The number of homebuyers signing purchase contracts rose for the third straight month in April, according to a report by the National Association of Realtors.
The association’s Pending Home Sales Index jumped to 110.9, a 6 percent month-to-month increase over March’s upwardly revised index of 104.6, the report said. Year-over-year, April’s index was up 22.4 percent.
An index of 100 indicates the average contract activity in the index’s base year, 2001, which was a record year for existing-home sales, the report said.
The association attributed the surge in sales to the federal homebuyer tax credits for first-time and repeat buyers. In order to qualify for one of the credits, homebuyers had to have signed a purchase contract by April 30. Contract activity in April was as strong as it was in October, before the tax credit’s original deadline, NAR said.
"There were concerns that only a small pool of buyers were left to take advantage of the tax credit extension. But evidently the tax stimulus, combined with improved consumer confidence and low mortgage interest rates, are contributing to surging sales," said Lawrence Yun, NAR’s chief economist, in a statement.
"The homebuyer tax credit brought close to 1 million additional buyers into the market, which is now helping the trade-up market and has significantly improved the inventory situation," Yun added. "This stabilized home prices more quickly and has preserved about $900 billion in home equity; in turn, that is keeping additional households from going underwater and risking foreclosue."
Regionally, the index rose the most year-over-year in the South and Northeast. The South shot up 31.3 percent to 123.9, while the Northeast saw a 24.5 percent jump to 97.9. The Midwest rose 17.9 percent from April 2009, to 104.2, while the West increased 12 percent to 107.9.
The pending home sales index is based on contracts signed that have yet to close. In order to qualify for the tax credit, transactions have to close by June 30. While closings typically take place one to two months after contract, short sales and ongoing problems with appraisals could delay the process past the deadline, NAR said. The association has therefore "asked Congress to provide flexibility on the deadline for closing," NAR said.
In the association’s latest economic outlook, NAR expects new-home sales to jump 18.5 percent this year and 26.8 percent in 2011. Those figures were 6.9 percent and 42 percent, respectively, in NAR’s previous forecast. The association’s predictions for existing-home sales remained largely unchanged: a 4.5 percent increase this year and a 5.1 percent rise next year.
The association’s projections for existing-home prices are somewhat less optimistic this month: NAR foresees a 1.2 percent jump this year and a 3.4 percent jump next year (compared with 2.5 percent and 3.7 percent, respectively, in the previous forecast).
NAR’s expectations for new-home price increases this year fell to 0.5 percent, from 3.5 percent in the last forecast. Nevertheless, the association foresaw a rosier future for new-home prices in 2011, forecasting a 5.4 percent jump (compared with 4.7 percent in the last forecast).

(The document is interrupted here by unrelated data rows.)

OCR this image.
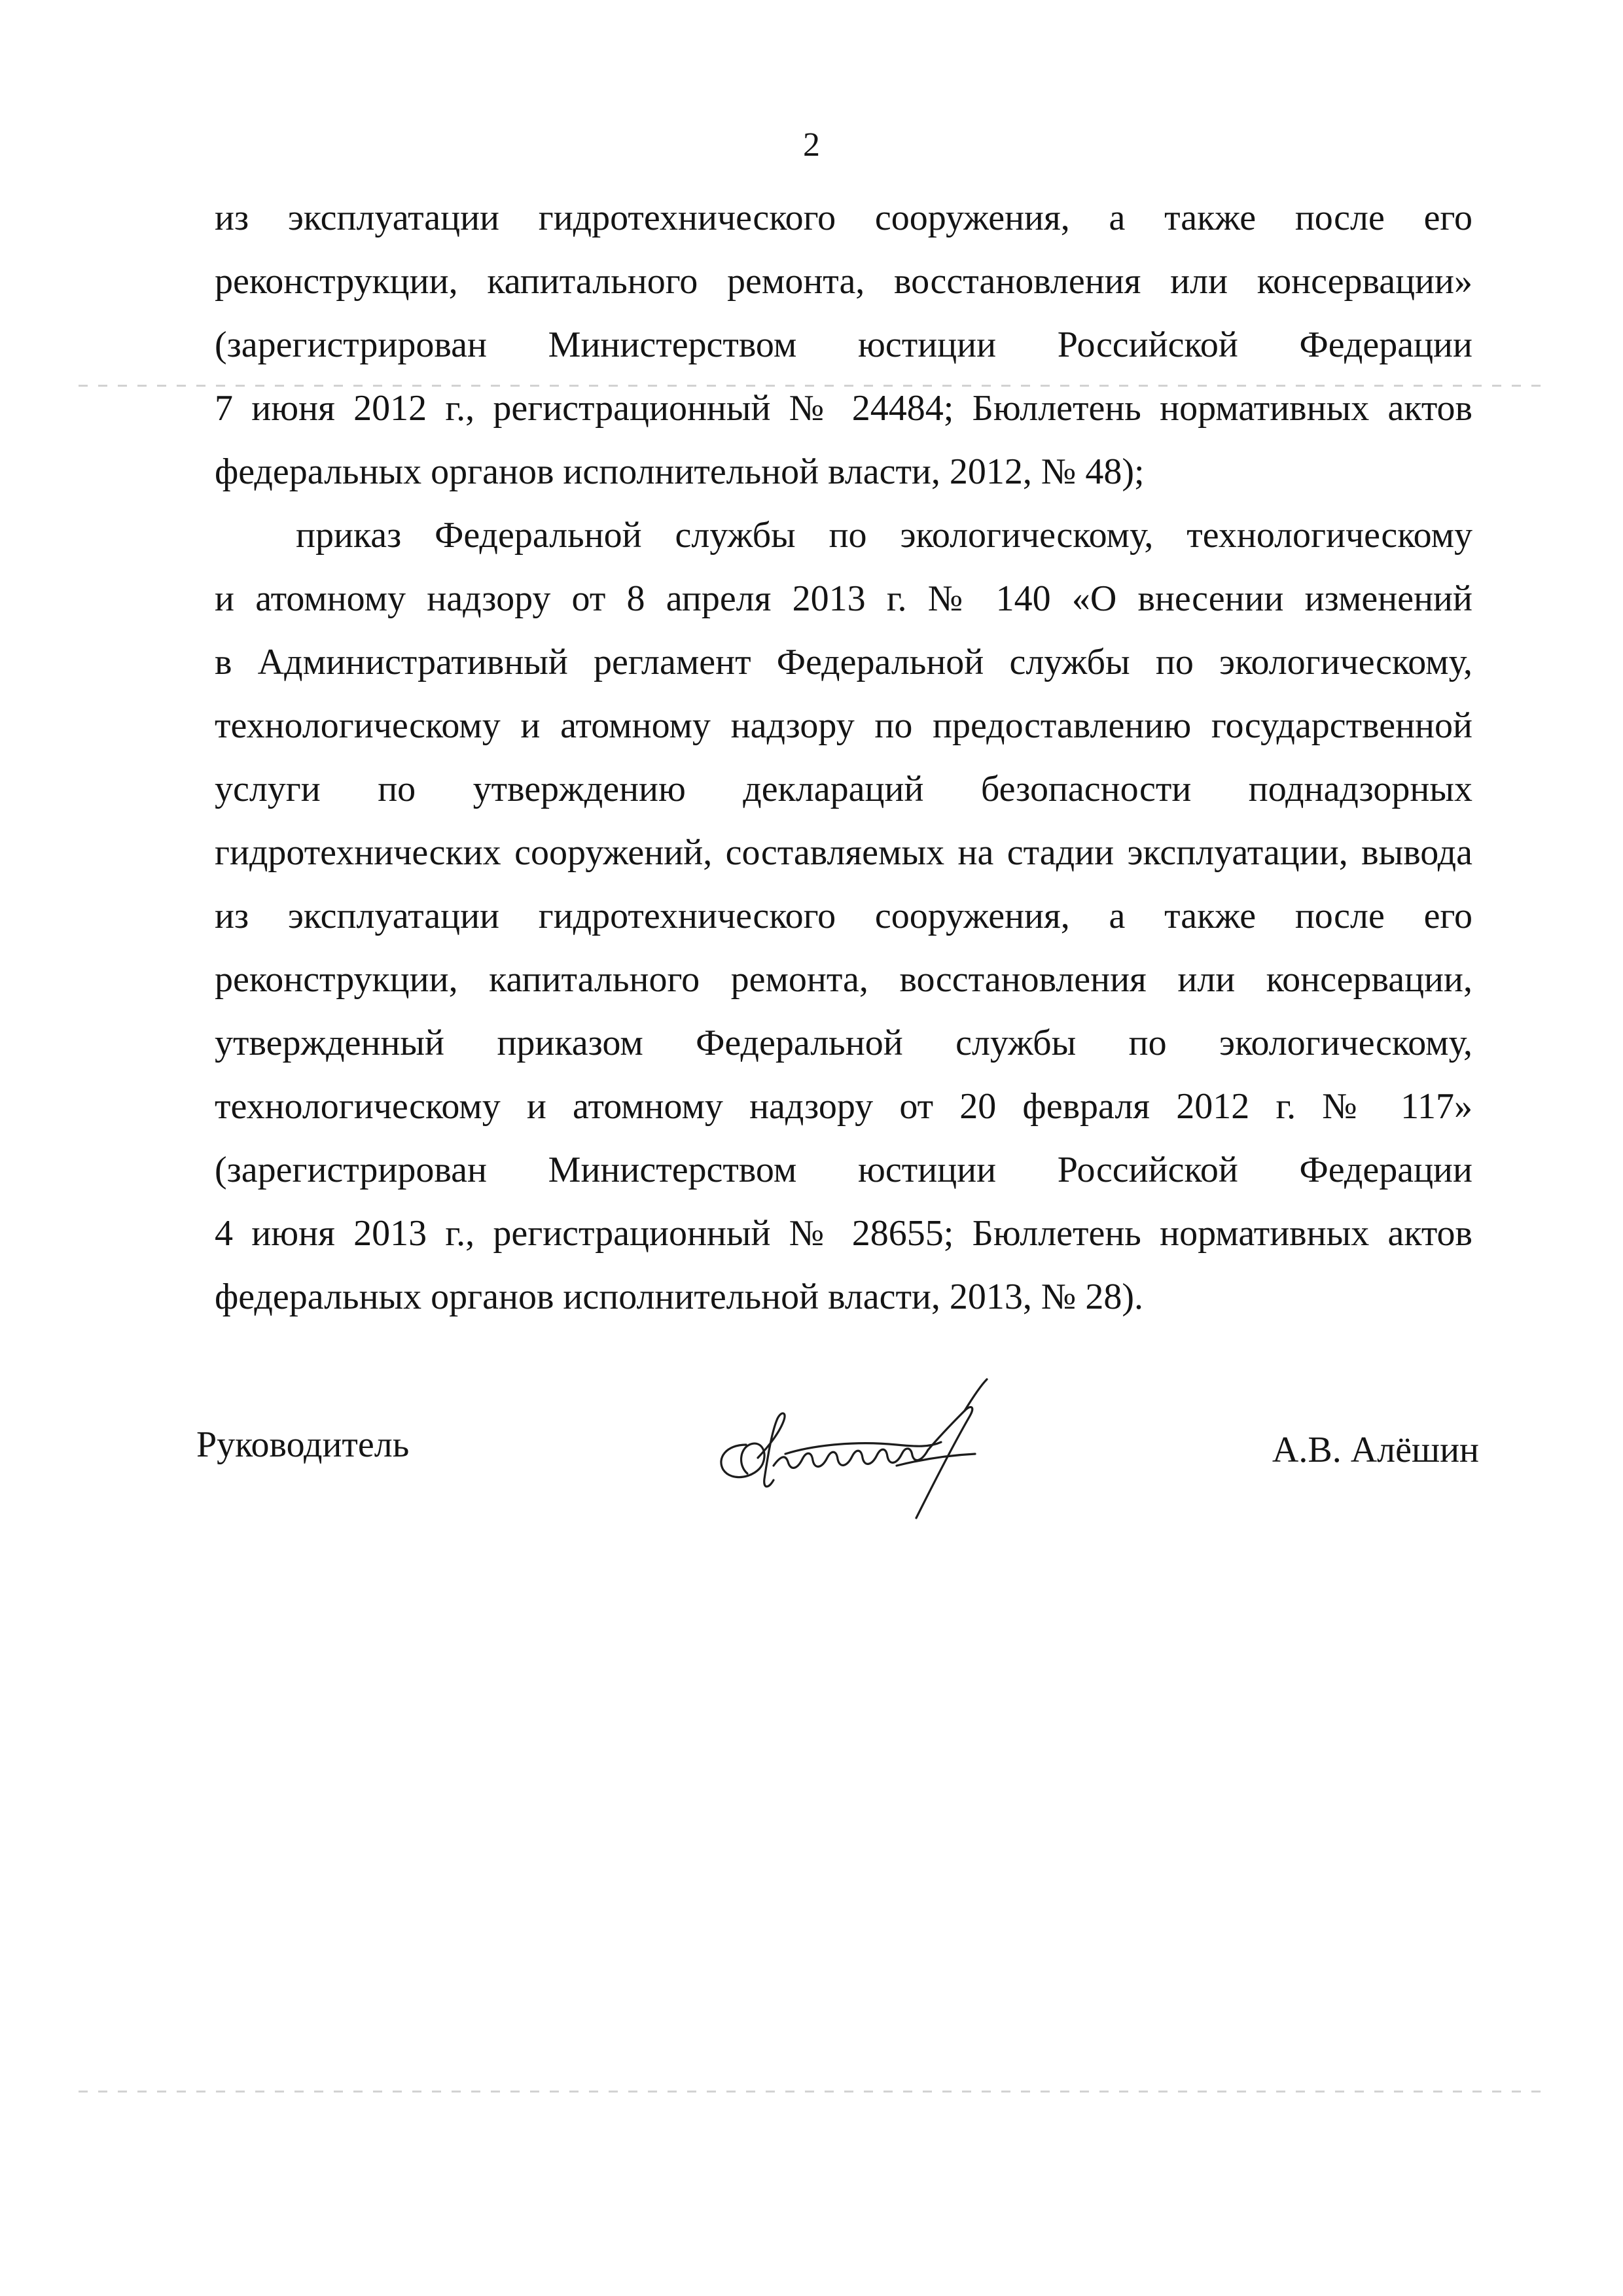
2
из эксплуатации гидротехнического сооружения, а также после его
реконструкции, капитального ремонта, восстановления или консервации»
(зарегистрирован Министерством юстиции Российской Федерации
7 июня 2012 г., регистрационный № 24484; Бюллетень нормативных актов
федеральных органов исполнительной власти, 2012, № 48);
приказ Федеральной службы по экологическому, технологическому
и атомному надзору от 8 апреля 2013 г. № 140 «О внесении изменений
в Административный регламент Федеральной службы по экологическому,
технологическому и атомному надзору по предоставлению государственной
услуги по утверждению деклараций безопасности поднадзорных
гидротехнических сооружений, составляемых на стадии эксплуатации, вывода
из эксплуатации гидротехнического сооружения, а также после его
реконструкции, капитального ремонта, восстановления или консервации,
утвержденный приказом Федеральной службы по экологическому,
технологическому и атомному надзору от 20 февраля 2012 г. № 117»
(зарегистрирован Министерством юстиции Российской Федерации
4 июня 2013 г., регистрационный № 28655; Бюллетень нормативных актов
федеральных органов исполнительной власти, 2013, № 28).
Руководитель	А.В. Алёшин
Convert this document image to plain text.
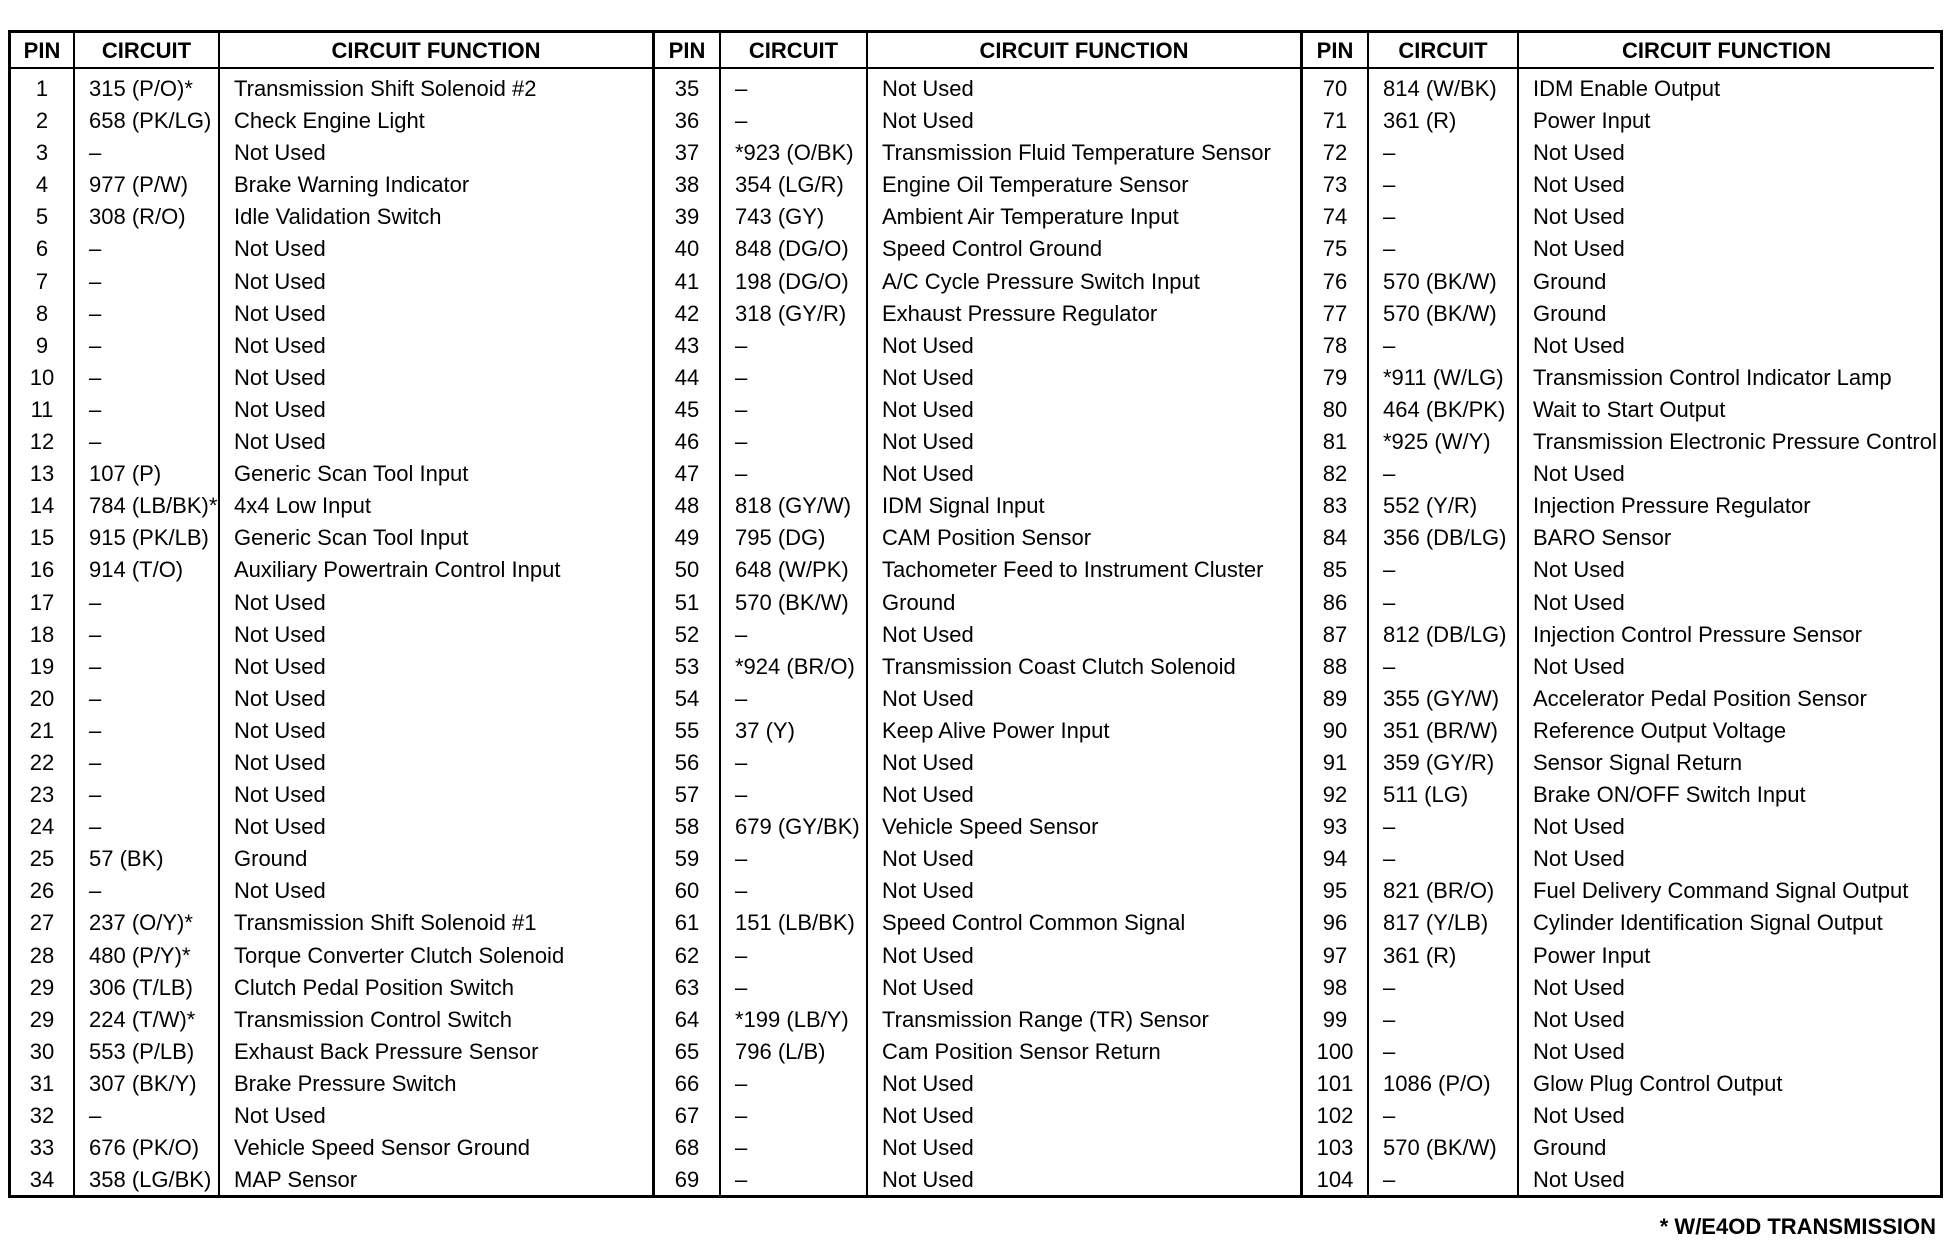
PIN
1
2
3
4
5
6
7
8
9
10
11
12
13
14
15
16
17
18
19
20
21
22
23
24
25
26
27
28
29
29
30
31
32
33
34
CIRCUIT
315 (P/O)*
658 (PK/LG)
–
977 (P/W)
308 (R/O)
–
–
–
–
–
–
–
107 (P)
784 (LB/BK)*
915 (PK/LB)
914 (T/O)
–
–
–
–
–
–
–
–
57 (BK)
–
237 (O/Y)*
480 (P/Y)*
306 (T/LB)
224 (T/W)*
553 (P/LB)
307 (BK/Y)
–
676 (PK/O)
358 (LG/BK)
CIRCUIT FUNCTION
Transmission Shift Solenoid #2
Check Engine Light
Not Used
Brake Warning Indicator
Idle Validation Switch
Not Used
Not Used
Not Used
Not Used
Not Used
Not Used
Not Used
Generic Scan Tool Input
4x4 Low Input
Generic Scan Tool Input
Auxiliary Powertrain Control Input
Not Used
Not Used
Not Used
Not Used
Not Used
Not Used
Not Used
Not Used
Ground
Not Used
Transmission Shift Solenoid #1
Torque Converter Clutch Solenoid
Clutch Pedal Position Switch
Transmission Control Switch
Exhaust Back Pressure Sensor
Brake Pressure Switch
Not Used
Vehicle Speed Sensor Ground
MAP Sensor
PIN
35
36
37
38
39
40
41
42
43
44
45
46
47
48
49
50
51
52
53
54
55
56
57
58
59
60
61
62
63
64
65
66
67
68
69
CIRCUIT
–
–
*923 (O/BK)
354 (LG/R)
743 (GY)
848 (DG/O)
198 (DG/O)
318 (GY/R)
–
–
–
–
–
818 (GY/W)
795 (DG)
648 (W/PK)
570 (BK/W)
–
*924 (BR/O)
–
37 (Y)
–
–
679 (GY/BK)
–
–
151 (LB/BK)
–
–
*199 (LB/Y)
796 (L/B)
–
–
–
–
CIRCUIT FUNCTION
Not Used
Not Used
Transmission Fluid Temperature Sensor
Engine Oil Temperature Sensor
Ambient Air Temperature Input
Speed Control Ground
A/C Cycle Pressure Switch Input
Exhaust Pressure Regulator
Not Used
Not Used
Not Used
Not Used
Not Used
IDM Signal Input
CAM Position Sensor
Tachometer Feed to Instrument Cluster
Ground
Not Used
Transmission Coast Clutch Solenoid
Not Used
Keep Alive Power Input
Not Used
Not Used
Vehicle Speed Sensor
Not Used
Not Used
Speed Control Common Signal
Not Used
Not Used
Transmission Range (TR) Sensor
Cam Position Sensor Return
Not Used
Not Used
Not Used
Not Used
PIN
70
71
72
73
74
75
76
77
78
79
80
81
82
83
84
85
86
87
88
89
90
91
92
93
94
95
96
97
98
99
100
101
102
103
104
CIRCUIT
814 (W/BK)
361 (R)
–
–
–
–
570 (BK/W)
570 (BK/W)
–
*911 (W/LG)
464 (BK/PK)
*925 (W/Y)
–
552 (Y/R)
356 (DB/LG)
–
–
812 (DB/LG)
–
355 (GY/W)
351 (BR/W)
359 (GY/R)
511 (LG)
–
–
821 (BR/O)
817 (Y/LB)
361 (R)
–
–
–
1086 (P/O)
–
570 (BK/W)
–
CIRCUIT FUNCTION
IDM Enable Output
Power Input
Not Used
Not Used
Not Used
Not Used
Ground
Ground
Not Used
Transmission Control Indicator Lamp
Wait to Start Output
Transmission Electronic Pressure Control
Not Used
Injection Pressure Regulator
BARO Sensor
Not Used
Not Used
Injection Control Pressure Sensor
Not Used
Accelerator Pedal Position Sensor
Reference Output Voltage
Sensor Signal Return
Brake ON/OFF Switch Input
Not Used
Not Used
Fuel Delivery Command Signal Output
Cylinder Identification Signal Output
Power Input
Not Used
Not Used
Not Used
Glow Plug Control Output
Not Used
Ground
Not Used
* W/E4OD TRANSMISSION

The association also adjusted its forecast for 30-year fixed-rate mortgages downward, to 5.2 percent this year and 5.8 percent next year (compared with 5.3 percent and 6 percent predictions last month). NAR forsees unemployment will remain about the same at 9.8 percent this year and 9.5 percent in 2011.
"The housing market has to get back on its own feet and now appears to be in a good position to return to sustainable levels even without government stimulus, provided the economy continues to add jobs," Yun said.